Cabrera will remain involved in the project, primarily providing site maintenance, according to Corps spokesman Dan Jones. But the company's involvement in the remediation work will draw to a close by year's end.
Cabrera employees allegedly violated safety procedures in fall 2011 when excavated radioactive material was placed too close together. That risked what's called a criticality — a chain reaction that could release unsafe levels of radiation.
Graham said Cabrera removed about 10 percent of the estimated 24,300 cubic yards of nuclear-contaminated waste believed to be buried at the 44-acre site off Route 66.
The site received the waste from about 1960 to the early 1970s from nuclear-fuels processing plants in Apollo and Parks that were operated by NUMEC and its successor, Atlantic Richfield Co.
BWX Technologies is the current owner of the dump site.
Noting that it took five years to dig up 10 percent of the waste, audience members questioned whether it would take 45 more years at that pace to clear the site.
Graham said once a new contractor is on board and work begins again — possibly in 2014 — they initially will be cautiously slow until the contractor is familiar with the site and the corps is certain it can handle the job.
Then he expects the pace to pick up.
He noted the 10 percent of material already removed occurred in just one month of digging.
Graham said the corps likely will switch to what's called a cost-plus contract process with the new contractor. Rather than accept competitive bids that lock a contractor in to an upfront cost, the corps plans to have the new contractor submit bills for the actual costs as they go.
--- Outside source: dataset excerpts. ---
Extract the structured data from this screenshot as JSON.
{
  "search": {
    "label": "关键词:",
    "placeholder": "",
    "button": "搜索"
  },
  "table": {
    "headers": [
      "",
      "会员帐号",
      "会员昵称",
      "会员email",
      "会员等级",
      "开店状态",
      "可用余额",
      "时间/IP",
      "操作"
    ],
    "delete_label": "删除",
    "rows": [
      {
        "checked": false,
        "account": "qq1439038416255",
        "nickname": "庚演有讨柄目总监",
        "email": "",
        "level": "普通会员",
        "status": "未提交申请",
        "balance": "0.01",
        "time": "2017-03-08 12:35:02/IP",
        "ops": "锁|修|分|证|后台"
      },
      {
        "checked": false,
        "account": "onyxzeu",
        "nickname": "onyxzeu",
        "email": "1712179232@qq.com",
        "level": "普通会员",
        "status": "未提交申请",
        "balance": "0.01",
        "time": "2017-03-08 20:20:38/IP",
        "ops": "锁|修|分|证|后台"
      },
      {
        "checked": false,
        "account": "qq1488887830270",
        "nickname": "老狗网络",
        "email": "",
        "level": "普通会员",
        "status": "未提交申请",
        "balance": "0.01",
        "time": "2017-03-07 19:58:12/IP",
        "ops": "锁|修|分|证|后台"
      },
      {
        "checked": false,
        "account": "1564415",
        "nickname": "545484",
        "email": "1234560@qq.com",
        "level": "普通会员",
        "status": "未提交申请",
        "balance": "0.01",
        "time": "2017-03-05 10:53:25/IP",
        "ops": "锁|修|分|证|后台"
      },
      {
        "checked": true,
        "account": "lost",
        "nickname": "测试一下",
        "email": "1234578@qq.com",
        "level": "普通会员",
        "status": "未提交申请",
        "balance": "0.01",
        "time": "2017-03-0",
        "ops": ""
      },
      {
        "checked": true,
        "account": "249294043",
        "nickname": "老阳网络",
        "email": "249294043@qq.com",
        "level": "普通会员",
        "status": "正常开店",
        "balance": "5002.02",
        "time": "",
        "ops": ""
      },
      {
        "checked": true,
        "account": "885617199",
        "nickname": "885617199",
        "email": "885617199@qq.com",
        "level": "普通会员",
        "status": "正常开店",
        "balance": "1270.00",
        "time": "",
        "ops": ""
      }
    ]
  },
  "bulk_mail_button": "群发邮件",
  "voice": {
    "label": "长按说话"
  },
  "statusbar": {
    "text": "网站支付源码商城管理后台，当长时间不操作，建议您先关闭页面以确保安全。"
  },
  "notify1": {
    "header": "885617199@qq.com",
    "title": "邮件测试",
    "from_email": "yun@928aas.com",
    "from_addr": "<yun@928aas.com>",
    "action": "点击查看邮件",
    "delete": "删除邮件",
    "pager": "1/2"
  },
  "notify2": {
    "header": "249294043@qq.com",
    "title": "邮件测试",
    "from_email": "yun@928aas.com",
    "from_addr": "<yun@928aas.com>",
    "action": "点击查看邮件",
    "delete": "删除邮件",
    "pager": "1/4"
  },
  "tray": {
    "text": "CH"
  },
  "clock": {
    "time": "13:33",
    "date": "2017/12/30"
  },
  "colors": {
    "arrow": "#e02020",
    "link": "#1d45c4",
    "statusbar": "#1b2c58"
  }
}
The corps then will add a percentage to meet the contractor's profit margin.
Graham said the new system will take away the incentive to just “dig, dig, dig.” But it also will require more oversight from the corps.
In addition to Lindstrom, that oversight will come from new project manager Mike Helbling.
Another concern brought up Tuesday was how nearby residents would be notified and evacuated in the event of an emergency.
Brenda Milliman, who lives above the dump site, noted there is only one road out of her neighborhood and it passes the site.
Randy Brozenick, director of Armstrong County Emergency Management, said a reverse 911 phone system that alerts residents in an emergency should be ready before any work resumes.
Graham said the corps also would work with Brozenick to distribute an evacuation plan for residents.
Patty Ameno, an environmental activist from Leechburg, reaffirmed her belief that the corps is the best agency to oversee the cleanup.
She asked that the corps stay the course in removing, rather than encapsulating, the waste.
“There's absolutely no other option but total removal for this community,” she said. “We have already paid for this, with our health and with our lives.”